- Developer: General Entertainment
- Publisher: Sega
- Series: Godzilla
- Platform: Dreamcast
- Release: JP: November 27, 1998;
- Genre: Action
- Mode: Single-player

= Godzilla Generations =

1998 video game

 is an action game developed by General Entertainment and published by Sega for the Dreamcast in 1998. It was exclusively released in Japan as one of the system's four launch titles. The game is based on the Godzilla franchise and involves the player controlling various giant monsters in an attempt to destroy real-life Japanese cities.

A sequel, Godzilla Generations: Maximum Impact, was released in Japan in 1999.

==Gameplay==
Godzilla Generations is an action game where the player must control one of five monsters from the Godzilla universe. Initially, only Godzilla and Mechagodzilla can be selected, while the other characters are unlocked by progressing through the game. The game world is composed of five cities, each comprising two stages, except the final city which has three. The object of the game is to proceed to the next stage by destroying everything on the stage within a set time limit, such as buildings and trees. Each character has projectile attacks, the ability to block incoming attacks and the ability to heal themselves.
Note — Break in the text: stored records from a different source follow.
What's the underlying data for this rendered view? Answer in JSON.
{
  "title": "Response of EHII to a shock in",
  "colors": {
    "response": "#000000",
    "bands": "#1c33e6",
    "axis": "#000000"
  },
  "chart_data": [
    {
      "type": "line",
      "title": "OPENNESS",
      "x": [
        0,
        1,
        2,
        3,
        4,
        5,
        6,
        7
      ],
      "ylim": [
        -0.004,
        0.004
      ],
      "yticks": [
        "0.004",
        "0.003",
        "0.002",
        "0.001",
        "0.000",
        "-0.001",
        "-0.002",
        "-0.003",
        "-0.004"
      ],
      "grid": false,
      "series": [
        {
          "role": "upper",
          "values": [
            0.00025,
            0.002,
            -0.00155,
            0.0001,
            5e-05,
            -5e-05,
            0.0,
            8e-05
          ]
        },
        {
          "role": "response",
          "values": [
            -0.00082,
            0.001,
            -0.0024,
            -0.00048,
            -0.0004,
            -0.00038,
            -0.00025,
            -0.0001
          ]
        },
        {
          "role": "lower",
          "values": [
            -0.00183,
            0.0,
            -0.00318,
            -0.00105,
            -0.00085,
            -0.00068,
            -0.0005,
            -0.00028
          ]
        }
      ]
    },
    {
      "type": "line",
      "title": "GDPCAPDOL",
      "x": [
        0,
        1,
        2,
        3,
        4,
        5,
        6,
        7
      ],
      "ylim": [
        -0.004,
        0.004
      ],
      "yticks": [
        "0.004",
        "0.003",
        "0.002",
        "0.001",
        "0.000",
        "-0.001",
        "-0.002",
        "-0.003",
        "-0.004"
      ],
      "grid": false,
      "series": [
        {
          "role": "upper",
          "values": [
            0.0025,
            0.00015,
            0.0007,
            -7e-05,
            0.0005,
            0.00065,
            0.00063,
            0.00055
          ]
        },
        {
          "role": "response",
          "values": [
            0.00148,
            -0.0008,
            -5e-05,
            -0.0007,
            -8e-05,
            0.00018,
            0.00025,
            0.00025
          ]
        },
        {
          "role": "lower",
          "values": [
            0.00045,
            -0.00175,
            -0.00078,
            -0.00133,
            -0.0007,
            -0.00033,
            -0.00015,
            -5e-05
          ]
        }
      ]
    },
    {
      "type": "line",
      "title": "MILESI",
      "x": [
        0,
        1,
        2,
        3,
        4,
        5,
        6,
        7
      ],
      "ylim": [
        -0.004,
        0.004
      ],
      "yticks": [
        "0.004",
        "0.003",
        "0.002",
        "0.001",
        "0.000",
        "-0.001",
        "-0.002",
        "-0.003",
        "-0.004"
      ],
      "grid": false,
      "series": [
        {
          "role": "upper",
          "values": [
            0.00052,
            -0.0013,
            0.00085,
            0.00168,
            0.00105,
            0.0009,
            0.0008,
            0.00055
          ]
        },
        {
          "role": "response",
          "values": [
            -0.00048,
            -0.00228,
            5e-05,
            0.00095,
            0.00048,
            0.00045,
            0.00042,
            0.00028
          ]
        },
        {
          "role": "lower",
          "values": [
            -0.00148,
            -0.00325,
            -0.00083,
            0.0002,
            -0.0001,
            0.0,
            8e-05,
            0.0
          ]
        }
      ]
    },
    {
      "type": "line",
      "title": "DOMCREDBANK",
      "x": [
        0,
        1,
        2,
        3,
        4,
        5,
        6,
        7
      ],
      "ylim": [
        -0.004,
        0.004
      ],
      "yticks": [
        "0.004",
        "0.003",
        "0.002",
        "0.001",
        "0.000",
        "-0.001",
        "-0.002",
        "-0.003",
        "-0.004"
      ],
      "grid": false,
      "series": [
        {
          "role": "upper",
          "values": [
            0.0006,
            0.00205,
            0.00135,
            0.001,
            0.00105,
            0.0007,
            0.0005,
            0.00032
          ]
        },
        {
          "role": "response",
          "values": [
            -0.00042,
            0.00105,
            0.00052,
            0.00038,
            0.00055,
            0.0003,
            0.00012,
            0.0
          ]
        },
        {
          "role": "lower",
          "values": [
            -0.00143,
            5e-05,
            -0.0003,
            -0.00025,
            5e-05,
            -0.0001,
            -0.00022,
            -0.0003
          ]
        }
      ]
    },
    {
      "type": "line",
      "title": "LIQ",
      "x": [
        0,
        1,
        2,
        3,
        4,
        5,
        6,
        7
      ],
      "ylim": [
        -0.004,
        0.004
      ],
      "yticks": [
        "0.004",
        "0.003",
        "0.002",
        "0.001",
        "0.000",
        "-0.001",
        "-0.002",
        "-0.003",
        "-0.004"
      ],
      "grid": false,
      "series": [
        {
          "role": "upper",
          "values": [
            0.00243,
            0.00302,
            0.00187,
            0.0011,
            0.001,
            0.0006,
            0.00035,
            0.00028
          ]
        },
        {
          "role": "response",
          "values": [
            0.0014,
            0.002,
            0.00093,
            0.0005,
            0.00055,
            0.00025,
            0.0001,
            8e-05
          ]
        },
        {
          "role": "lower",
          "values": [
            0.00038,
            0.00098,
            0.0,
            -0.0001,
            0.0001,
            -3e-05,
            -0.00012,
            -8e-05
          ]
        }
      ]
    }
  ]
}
==Development and release==
Godzilla Generations was developed by General Entertainment and published by Sega as a launch title for the Dreamcast. It was originally known as simply Godzilla, before its name was changed in July 1998. The game was exclusively released in Japan on November 27, 1998.

==Reception==

Godzilla Generations received lukewarm reviews from Japanese gaming magazine Famitsu and a very negative response from Western journalists, despite fans showing interest in the game at the 1998 Tokyo Game Show. Computer and Video Games reviewer Kim Randell described the game as dull and cited issues such as poor controls, a constantly shifting camera and the player character blocking the player's view. Peter Bartholow of GameSpot derided the game as "terrible" and one of the worst games of 1998. Bartholow found it impossible to block incoming attacks due to the creatures' slow gait. He stated that because of this the developers added a healing ability to each creature, allowing players to continue through the game without fear of their character dying, "There's no strategy, no technique. Just the extreme tedium of tromping through cities." Edge criticized the graphics quality, clumsy controls, and confusing camera system, which was said to make in-game objects difficult for players to locate.

Despite showing interest in a preview, describing the game as looking like "a riot", Jaz Rignall of IGN and his colleagues were less enthusiastic when their first Dreamcast console arrived three months later with three Japanese launch games. He found "while it brought many smiles and jeers, it didn't impress", the gathered journalists quickly lost interest and moved onto another game. In a November 2002 review of Godzilla: Destroy All Monsters Melee, GameSpy's David Hodgson described himself as "still wincing from Godzilla: Generations". He went on to say the game "seemed to adhere to the loony premise that bizarre camera angles, a monster trudging in extreme slow motion, and the knuckle-gnawingly slow chipping away of scenery was the new high water [sic] in monstrous fighting action. It wasn't. It was crap".

Japan-GameCharts reported that the game sold approximately 22,870 copies.

Review scores
| Publication | Score |
|---|---|
| Computer and Video Games | 1/10 |
| Edge | 4/10 |
| Famitsu | 20/40 |
| GameSpot | 3.2/10 |

==Sequel==

Godzilla Generations: Maximum Impact cover art

Godzilla Generations: Maximum Impact was developed by General Entertainment and published by Sega for the Dreamcast on December 23, 1999, exclusively in Japan. The game is split into levels in which Godzilla is stomping forward through a city while he has to shoot enemies. The player can also make Godzilla duck attacks, by holding or tapping the analog pad. In other levels, Godzilla can walk freely and has to fight in one-on-one against Biollante, King Ghidorah, Mothra, the new robot bosses SMG-IInd and MGR-IInd, SpaceGodzilla, the Super X-III which is the game's smallest boss and the last boss, Destoroyah. Godzilla is the only playable character in the game. He can shoot heat rays at his enemies. IGN gave the game 2.5 out of 10 in their review.